The Government does not dispute that Plaintiff is entitled to costs or is the prevailing party in the action, instead, it contends that Plaintiff’s petition pursuant to Subsection (d)(1)(A) is not timely and should not be considered, citing Subsection (d)(1)(B), requiring an application for fees under (A) “within thirty days of final judgment.” A Final Order and Judgment were entered on November 22, 1983. The appeal was dismissed on April 3, 1984 and fees applied for on April 10, 1984. The United States relies on a Ninth Circuit case holding that “final judgment” should be defined by its usage in contexts such as that in Rule 54, Fed.R.Civ.P., i.e., an appealable order. McQuiston v. Marsh, 707 F.2d 1082, 1085 (9th Cir.1983). McQuiston is distinguishable from the instant case in that neither party had taken an appeal from dismissal of the complaint, and the plaintiff had filed for fees three months after dismissal. The Seventh Circuit, in a case of first impression, on facts similar to the case at bar rejected the reasoning of the Ninth Circuit. McDonald v. Schweiker, 726 F.2d 311 (7th Cir.1983). In McDonald, the Government’s motion to dismiss its appeal was granted on March 30, and on April 29 the plaintiff moved for attorney’s fees. In holding the application timely, the court reasoned that in the context of the EAJA, “final judgment” is better construed as finality of the litigation process. 726 F.2d at 313-314. It noted that the consequences (1) of having to file multiple fee applications or to apply before the amount is known and (2) of forcing counsel to decide whether the Government is more likely to appeal if fees are requested outweigh any possible advantages of requiring a consolidated appeal. Id. at 314-315. The Eleventh Circuit has not explicitly addressed the issue, although in Knights of the K.K.K. v. East Baton Rouge, 679 F.2d 64 (5th Cir.1982), the court allowed a fee application after completion *1240 of appellate proceedings. This Court considers the reasoning employed by the Seventh Circuit to be more persuasive and finds that Plaintiffs petition for fees within thirty days of dismissal of the appeal was timely under the EAJA.

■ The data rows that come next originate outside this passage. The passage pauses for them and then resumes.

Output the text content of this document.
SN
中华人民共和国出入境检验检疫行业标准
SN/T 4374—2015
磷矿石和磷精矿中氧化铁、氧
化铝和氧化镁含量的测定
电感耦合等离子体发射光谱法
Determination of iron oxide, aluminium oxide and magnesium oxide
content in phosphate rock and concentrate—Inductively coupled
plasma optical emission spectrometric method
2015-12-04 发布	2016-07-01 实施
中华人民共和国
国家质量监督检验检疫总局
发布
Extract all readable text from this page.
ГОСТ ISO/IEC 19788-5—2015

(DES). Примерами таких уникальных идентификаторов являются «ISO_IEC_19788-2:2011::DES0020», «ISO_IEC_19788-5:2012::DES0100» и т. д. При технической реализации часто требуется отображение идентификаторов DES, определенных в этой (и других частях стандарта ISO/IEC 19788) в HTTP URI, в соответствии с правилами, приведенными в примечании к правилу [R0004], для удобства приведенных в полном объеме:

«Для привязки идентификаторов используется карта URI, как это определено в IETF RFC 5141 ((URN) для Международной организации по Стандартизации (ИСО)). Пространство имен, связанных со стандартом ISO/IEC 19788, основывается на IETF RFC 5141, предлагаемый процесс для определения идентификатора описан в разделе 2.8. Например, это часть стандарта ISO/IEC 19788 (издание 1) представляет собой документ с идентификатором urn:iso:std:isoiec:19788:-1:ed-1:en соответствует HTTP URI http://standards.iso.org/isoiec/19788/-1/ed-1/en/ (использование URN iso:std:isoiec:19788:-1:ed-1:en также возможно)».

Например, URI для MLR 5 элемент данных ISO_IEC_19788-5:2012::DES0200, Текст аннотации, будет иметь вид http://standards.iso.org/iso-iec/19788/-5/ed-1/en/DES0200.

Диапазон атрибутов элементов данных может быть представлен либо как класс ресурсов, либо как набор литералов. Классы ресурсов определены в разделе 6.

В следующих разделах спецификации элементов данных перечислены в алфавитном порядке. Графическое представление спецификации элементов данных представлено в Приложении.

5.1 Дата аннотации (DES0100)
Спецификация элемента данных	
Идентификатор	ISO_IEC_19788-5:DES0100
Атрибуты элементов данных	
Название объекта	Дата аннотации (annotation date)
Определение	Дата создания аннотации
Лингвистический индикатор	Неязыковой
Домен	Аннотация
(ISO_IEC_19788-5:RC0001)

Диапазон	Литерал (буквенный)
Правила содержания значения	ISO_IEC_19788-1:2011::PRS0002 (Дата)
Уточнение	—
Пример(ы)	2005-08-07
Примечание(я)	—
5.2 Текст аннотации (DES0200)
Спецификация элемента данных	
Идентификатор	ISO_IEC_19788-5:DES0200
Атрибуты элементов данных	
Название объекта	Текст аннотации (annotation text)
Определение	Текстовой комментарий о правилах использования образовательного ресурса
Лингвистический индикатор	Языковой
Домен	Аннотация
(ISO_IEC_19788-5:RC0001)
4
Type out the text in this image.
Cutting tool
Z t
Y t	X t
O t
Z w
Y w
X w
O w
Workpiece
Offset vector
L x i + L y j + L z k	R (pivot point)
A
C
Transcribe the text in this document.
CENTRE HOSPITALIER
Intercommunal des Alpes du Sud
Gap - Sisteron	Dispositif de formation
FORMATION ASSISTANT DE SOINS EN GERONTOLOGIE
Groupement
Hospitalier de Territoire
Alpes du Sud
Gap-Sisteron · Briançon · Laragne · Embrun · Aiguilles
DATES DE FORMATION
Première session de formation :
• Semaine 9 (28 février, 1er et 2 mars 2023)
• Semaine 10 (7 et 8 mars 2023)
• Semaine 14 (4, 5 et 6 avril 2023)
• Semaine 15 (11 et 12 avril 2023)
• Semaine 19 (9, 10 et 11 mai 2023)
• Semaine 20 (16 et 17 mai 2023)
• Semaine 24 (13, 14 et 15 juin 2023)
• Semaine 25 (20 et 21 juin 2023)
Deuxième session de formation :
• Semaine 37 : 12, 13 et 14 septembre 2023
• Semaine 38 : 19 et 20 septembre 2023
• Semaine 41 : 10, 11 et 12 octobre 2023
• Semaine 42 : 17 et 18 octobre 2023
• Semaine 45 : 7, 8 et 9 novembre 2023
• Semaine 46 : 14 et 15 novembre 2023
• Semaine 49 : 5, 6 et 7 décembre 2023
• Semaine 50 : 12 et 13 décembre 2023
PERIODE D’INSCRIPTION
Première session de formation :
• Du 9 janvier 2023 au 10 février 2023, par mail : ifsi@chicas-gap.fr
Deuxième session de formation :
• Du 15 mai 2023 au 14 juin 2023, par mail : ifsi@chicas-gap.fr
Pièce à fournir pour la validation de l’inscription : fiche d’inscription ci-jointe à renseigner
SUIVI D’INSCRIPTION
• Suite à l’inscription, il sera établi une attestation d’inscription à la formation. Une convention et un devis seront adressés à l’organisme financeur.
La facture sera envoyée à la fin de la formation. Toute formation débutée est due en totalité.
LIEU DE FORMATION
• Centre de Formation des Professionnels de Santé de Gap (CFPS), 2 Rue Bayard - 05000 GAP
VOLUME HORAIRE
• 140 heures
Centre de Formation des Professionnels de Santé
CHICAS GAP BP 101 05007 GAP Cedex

An award of fees is mandatory under the EAJA unless the position of the United States was “substantially justified.” 28 U.S.C. § 2412(d)(1)(A). The test for substantial justification is reasonableness. Knights of the K.K.K, supra. The Government contends that its “position” was “reasonable” in that its litigation position was based on the undisputed fact that the levy was timely filed. The facts further reveal, however, that the Government took possession of property belonging to Plaintiff without procedural due process and retained possession after abating its levy against the funds. This Court noted in its Final Order that there was “no justifiable reason for the funds not to be returned.” Final Order, dated 22 November 1983, at 5. The Government’s position in defending against Plaintiff’s suit for return of the money was thus not substantially justified, as is required for avoidance of fees under the EAJA.

As an alternative to a finding that Plaintiff’s petition was timely and that the Government’s position was not substantially justified, Subsection (b) provides for a discretionary award where the common law exception to the American rule applies. Knights of the K.K.K, supra at 67.